Modern payments systems generate vast amounts of financial transaction data in real time and at fine levels of granularity. National accounts, on the other hand, are largely built from administrative surveys. However, statistical offices face increasing pressure from declining survey response rates, budget pressure, and demand for faster-moving and finer-grained measurement. We seek to overcome some of these challenges by developing algorithms that recover existing national accounts aggregates from naturally occurring transaction data and produce novel measures, such as distributional national accounts for the different components of output.
How did you answer this question?
Our first paper builds a record of the consumption of 1.8 million Spanish retail banking clients of Banco Bilbao Vizcaya Argentaria (BBVA), one of the largest banks in the world, at individual, daily, and consumption-category-specific levels from 2015 on an ongoing basis. To map the three billion raw transactions observed in this period to consumption, we use detailed principles from the European System of Accounts (2010) regarding which types of spending are treated as consumption and apply them using rich transaction-level metadata. This includes a model for imputing the rental value of housing services.
What did you find?
The aggregation of individual consumption at quarterly frequency lies within 1% of final household consumption in national accounts on average, whereas household spending surveys typically have a severe downward bias.
Distributional National Accounts for Consumption from Naturally Occurring Data: Comparison with Income (left) and with Household Budget Survey (right).

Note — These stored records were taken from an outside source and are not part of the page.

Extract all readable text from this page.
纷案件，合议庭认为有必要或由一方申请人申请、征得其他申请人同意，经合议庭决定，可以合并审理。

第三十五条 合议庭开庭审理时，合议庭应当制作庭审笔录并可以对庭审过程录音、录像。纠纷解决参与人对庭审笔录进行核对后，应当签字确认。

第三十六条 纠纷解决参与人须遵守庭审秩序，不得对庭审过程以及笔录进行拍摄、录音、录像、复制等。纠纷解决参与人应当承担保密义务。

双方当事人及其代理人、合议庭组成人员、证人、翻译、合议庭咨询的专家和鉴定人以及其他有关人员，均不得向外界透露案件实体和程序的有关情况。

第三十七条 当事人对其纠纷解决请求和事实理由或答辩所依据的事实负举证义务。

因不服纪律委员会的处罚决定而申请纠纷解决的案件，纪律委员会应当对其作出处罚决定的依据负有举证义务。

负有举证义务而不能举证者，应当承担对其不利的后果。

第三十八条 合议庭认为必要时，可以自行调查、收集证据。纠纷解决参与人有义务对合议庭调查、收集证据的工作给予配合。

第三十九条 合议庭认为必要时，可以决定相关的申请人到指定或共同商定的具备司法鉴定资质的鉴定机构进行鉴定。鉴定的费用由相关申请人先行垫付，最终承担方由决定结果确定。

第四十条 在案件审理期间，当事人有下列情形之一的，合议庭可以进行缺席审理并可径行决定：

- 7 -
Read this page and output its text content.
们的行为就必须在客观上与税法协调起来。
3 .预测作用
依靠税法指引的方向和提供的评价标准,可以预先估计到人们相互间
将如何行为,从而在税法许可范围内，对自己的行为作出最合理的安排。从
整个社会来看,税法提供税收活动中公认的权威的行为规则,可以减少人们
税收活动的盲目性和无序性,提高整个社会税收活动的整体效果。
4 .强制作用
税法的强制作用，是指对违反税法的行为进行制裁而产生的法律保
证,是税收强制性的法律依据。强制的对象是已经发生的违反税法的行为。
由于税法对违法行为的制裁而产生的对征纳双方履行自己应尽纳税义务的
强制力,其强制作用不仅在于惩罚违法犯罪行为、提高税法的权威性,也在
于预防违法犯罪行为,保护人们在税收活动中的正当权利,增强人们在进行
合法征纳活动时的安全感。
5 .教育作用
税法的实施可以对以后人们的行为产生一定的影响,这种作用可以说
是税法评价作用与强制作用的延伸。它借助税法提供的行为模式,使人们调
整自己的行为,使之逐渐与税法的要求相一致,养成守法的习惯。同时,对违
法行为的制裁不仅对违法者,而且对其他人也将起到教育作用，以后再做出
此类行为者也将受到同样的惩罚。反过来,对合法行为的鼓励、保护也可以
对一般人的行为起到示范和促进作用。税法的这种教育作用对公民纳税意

We then build some of the first distributional national accounts for consumption and find 22.4% of aggregate consumption accrues to the top 10% of the distribution. Overall, consumption is less unequally distributed than income. However, we find greater consumption inequality in naturally occurring data than in the official Spanish Household Budget Survey, which is consistent with problems of under-reporting and/or under-sampling from the tail for surveys.
What implications does this have for the research on wealth concentration or economic inequality?
Consumption inequality is arguably more welfare relevant than income inequality but is generally less studied due to a lack of high-quality survey data. Naturally occurring data, when properly organized according to national accounting principles, shows great promise to overcome this. Our approach can be replicated with other banks in other countries, including those with under-developed national accounting systems. This should greatly increase the evidence base needed to characterize consumption inequality and its relationship with income.
What are the next steps in your agenda?
We plan to augment the consumption panel with income and wealth measures to recover the joint distribution of these objects. We can also use the panel structure to explore how income dynamics relate to consumption dynamics.
This paper can be cited as follows: Buda, G., Carvalho, V. M., Hansen, S., Mora, J. V. R., Ortiz, Á., and Rodrigo, T. 2022. 'National Accounts in a World of Naturally Occurring Data: A Proof of Concept for Consumption.' Janeway Institute Cambridge Working Paper No 2220.